New Delhi, Jan 19 (IANS) Favouring an urgent review of the UN’s outer space treaty, former Indian Air Force chief S. Krishnaswamy Wednesday called for plugging holes in the agreement to prevent space from being weaponised.
‘India would like to appeal to the international community to see that the holes (in the treaty) must be plugged,’ Krishnaswamy said at an international conference on ‘Space, Science and Security’ here.
‘We also need a strong policing force in the UN. If somebody crosses the line, we need to bring them down quickly,’ he said at the three-day conference organised by the Observer Research Foundation, the Secure World Foundation, the Stockholm International Peace Research Institute and the Jawaharlal Nehru University.
He said the authors of the Treaty on Principles Governing the Activities of States in the Exploration and Use of Outer Space had left ‘some gaps’ in it and probably with a sense of purpose. ‘After all, law is very clever,’ he said.

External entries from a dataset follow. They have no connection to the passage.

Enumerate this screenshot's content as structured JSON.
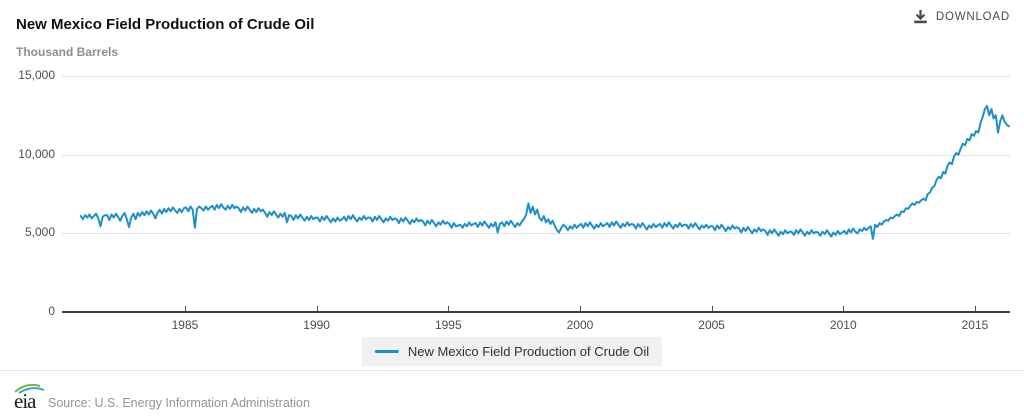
{
  "header": {
    "title": "New Mexico Field Production of Crude Oil",
    "download_label": "DOWNLOAD"
  },
  "footer": {
    "logo_text": "eia",
    "source": "Source: U.S. Energy Information Administration"
  },
  "chart_data": {
    "type": "line",
    "title": "New Mexico Field Production of Crude Oil",
    "ylabel": "Thousand Barrels",
    "xlabel": "",
    "frequency": "monthly",
    "start_year": 1981,
    "end": "2016-04",
    "xlim": [
      1980.33,
      2016.33
    ],
    "ylim": [
      0,
      15000
    ],
    "xticks": [
      1985,
      1990,
      1995,
      2000,
      2005,
      2010,
      2015
    ],
    "yticks": [
      0,
      5000,
      10000,
      15000
    ],
    "grid": true,
    "legend_position": "bottom",
    "axis_color": "#3f3f3f",
    "grid_color": "#e3e3e3",
    "series": [
      {
        "name": "New Mexico Field Production of Crude Oil",
        "color": "#1f8fc7",
        "values": [
          6100,
          5900,
          6150,
          6000,
          6200,
          5950,
          6100,
          6250,
          5950,
          5450,
          6050,
          6150,
          6150,
          5850,
          6200,
          6000,
          6250,
          6050,
          5800,
          6100,
          6300,
          5900,
          5400,
          6000,
          6250,
          5900,
          6300,
          6100,
          6350,
          6150,
          6400,
          6200,
          6450,
          6250,
          5950,
          6300,
          6500,
          6250,
          6550,
          6350,
          6600,
          6400,
          6650,
          6450,
          6300,
          6550,
          6350,
          6600,
          6650,
          6400,
          6700,
          6500,
          5350,
          6550,
          6700,
          6600,
          6450,
          6700,
          6500,
          6650,
          6750,
          6500,
          6800,
          6600,
          6850,
          6650,
          6500,
          6750,
          6550,
          6800,
          6600,
          6700,
          6600,
          6350,
          6650,
          6450,
          6700,
          6500,
          6300,
          6550,
          6350,
          6600,
          6400,
          6500,
          6300,
          6050,
          6350,
          6150,
          6400,
          6200,
          6000,
          6250,
          6050,
          6300,
          5700,
          6150,
          6100,
          5850,
          6150,
          5950,
          6200,
          6000,
          5800,
          6050,
          5850,
          6100,
          5900,
          6000,
          6000,
          5750,
          6050,
          5850,
          6100,
          5900,
          5700,
          5950,
          5750,
          6000,
          5800,
          5900,
          6050,
          5800,
          6100,
          5900,
          6150,
          5950,
          5750,
          6000,
          5850,
          6100,
          5900,
          6000,
          6000,
          5750,
          6050,
          5850,
          6100,
          5900,
          5700,
          5950,
          5800,
          6050,
          5850,
          5950,
          5900,
          5650,
          5950,
          5750,
          6000,
          5800,
          5600,
          5850,
          5700,
          5950,
          5750,
          5850,
          5750,
          5500,
          5800,
          5600,
          5850,
          5650,
          5450,
          5700,
          5550,
          5800,
          5600,
          5700,
          5600,
          5350,
          5650,
          5450,
          5500,
          5550,
          5350,
          5600,
          5450,
          5700,
          5500,
          5600,
          5650,
          5400,
          5700,
          5500,
          5750,
          5550,
          5350,
          5600,
          5450,
          5700,
          5050,
          5600,
          5700,
          5450,
          5750,
          5550,
          5800,
          5600,
          5400,
          5650,
          5500,
          5750,
          5900,
          6200,
          6900,
          6300,
          6700,
          6200,
          6500,
          6000,
          5800,
          6100,
          5700,
          5900,
          5600,
          5800,
          5500,
          5200,
          5050,
          5350,
          5550,
          5400,
          5200,
          5450,
          5300,
          5550,
          5350,
          5500,
          5600,
          5350,
          5650,
          5450,
          5700,
          5500,
          5300,
          5550,
          5400,
          5650,
          5450,
          5550,
          5650,
          5400,
          5700,
          5500,
          5750,
          5550,
          5350,
          5600,
          5450,
          5700,
          5500,
          5600,
          5550,
          5300,
          5600,
          5400,
          5650,
          5450,
          5250,
          5500,
          5350,
          5600,
          5400,
          5500,
          5600,
          5350,
          5650,
          5450,
          5700,
          5500,
          5300,
          5550,
          5400,
          5650,
          5450,
          5550,
          5550,
          5300,
          5600,
          5400,
          5650,
          5450,
          5250,
          5500,
          5350,
          5550,
          5350,
          5450,
          5450,
          5200,
          5500,
          5300,
          5550,
          5350,
          5150,
          5400,
          5250,
          5500,
          5300,
          5400,
          5300,
          5050,
          5350,
          5150,
          5400,
          5200,
          5000,
          5250,
          5100,
          5350,
          5150,
          5250,
          5150,
          4900,
          5200,
          5000,
          5250,
          5050,
          4850,
          5100,
          4950,
          5200,
          5000,
          5100,
          5100,
          4900,
          5200,
          5000,
          5250,
          5050,
          4850,
          5100,
          4950,
          5200,
          5000,
          5100,
          5050,
          4850,
          5100,
          4950,
          5200,
          5000,
          4800,
          5050,
          4900,
          5150,
          4950,
          5050,
          5150,
          4950,
          5250,
          5050,
          5300,
          5100,
          5000,
          5250,
          5150,
          5350,
          5200,
          5350,
          5450,
          4650,
          5550,
          5400,
          5650,
          5550,
          5750,
          5850,
          5800,
          6000,
          5950,
          6100,
          6200,
          6100,
          6400,
          6350,
          6600,
          6550,
          6750,
          6900,
          6800,
          7000,
          6950,
          7100,
          7200,
          7100,
          7500,
          7600,
          7900,
          8000,
          8400,
          8600,
          8500,
          8900,
          8800,
          9300,
          9500,
          9400,
          9900,
          10100,
          10000,
          10400,
          10700,
          10600,
          11000,
          10900,
          11300,
          11200,
          11500,
          11400,
          12000,
          12400,
          12900,
          13100,
          12500,
          12900,
          12300,
          12500,
          11400,
          12100,
          12500,
          12100,
          11900,
          11800
        ]
      }
    ]
  }
}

Asking if there was a way to fill the gaps, he said the treaty implicitly allowed military activity, including transit of nuclear weapons like intercontinental ballistic missiles and intermediate range ballistic missiles.
He said as per the treaty, non-weapons of mass destruction and non-nuclear weapons could be used from space on targets on earth or in space itself.
He said the treaty also allowed testing of all weapons in space and floating military bases. Moreover, there was no ban on anti-satellite, anti-missile weapons, as the treaty talked of outer space as being free for all nation states to utilise.
‘We all should get together and work for peaceful use of space,’ he told the conference attended by delegates from the US, Australia, Switzerland, Israel and other countries, noting that ‘if something bad (from space) happens, it will be devastating. Indeed, the earth will burn off.’
Pointing out that India was living in a very difficult environment, Krishnaswamy said the country needed a good space programme, which was imaginative, special and took care of all defence needs.
‘I don’t trust anybody. We have learnt our lessons and so, we need to defend ourselves,’ he added.